Nachlese der Bezirksvertretungssitzung vom 1. März 2017

Die erste (!) Sitzung des Bezirksparlaments Josefstadt im neuen Jahr fand am Mittwoch, den 1. März 2017 statt. Lediglich 4x im Jahr muss sich die Bezirksvorsteherin den kritischen Anfragen der BezirksrätInnen stellen oder Anträge zur Umsetzung entgegennehmen. Kein Wunder, dass es wenig Interesse seitens der regierenden ÖVP gibt, die Zahl der Bezirksvertretungssitzungen zu erhöhen, kein Wunder, dass unzählige Themen eine gefühlte Ewigkeit dauern, bis sie umgesetzt werden.

Aber der Reihe nach:

Was unter den Datenschutz fällt, bestimmt die Bezirksvorsteherin. Oder gelten da Gesetze?

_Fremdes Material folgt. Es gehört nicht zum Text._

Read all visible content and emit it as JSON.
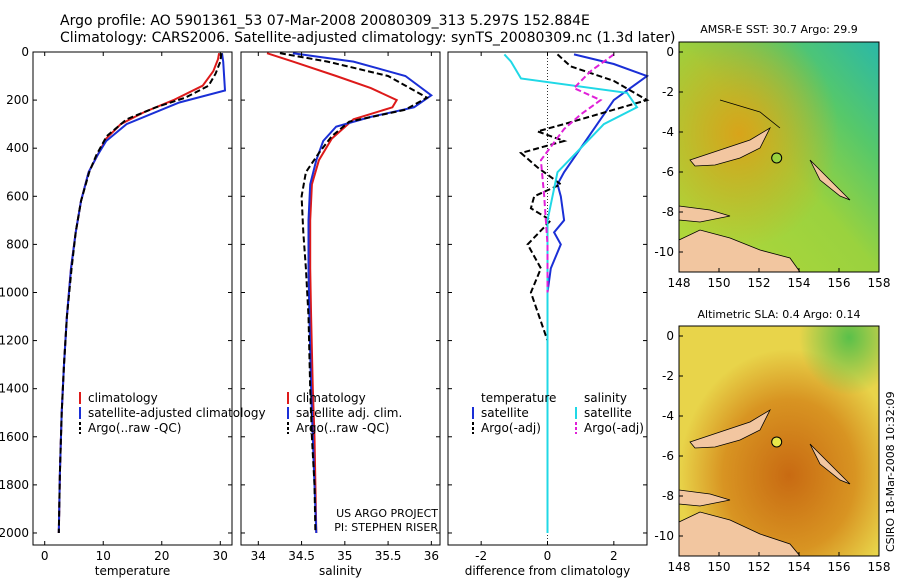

Finden Sie es in Ordnung, dass die Bezirksvorsteherin unter Umgehung des Datenschutzes die Adressen einer Petition für ihre eigenen Werbebriefe verwendet? Die Bezirksvorsteherin ist da nicht so heikel und darüber hinaus auch völlig uneinsichtig. Unserer Meinung nach ist die Weitergabe, die Datenverarbeitung und die Verwendung von Adressen, die im Rahmen einer Petition von BürgerInnen der Josefstadt gesammelt wurden rechtswidrig. Aber es ist wie immer: man erwischt sie bei einer Unkorrektheit, aber statt Einsicht folgt der Gegenangriff. Alles wird dem Schein und einer positiven Öffentlichkeitsarbeit untergeordnet. Wir halten das Vorgehen der Bezirksvorsteherin schlichtweg für Gesetzesbruch und werden das Thema von der Datenschutzbehörde überprüfen lassen. (zur Anfrage.)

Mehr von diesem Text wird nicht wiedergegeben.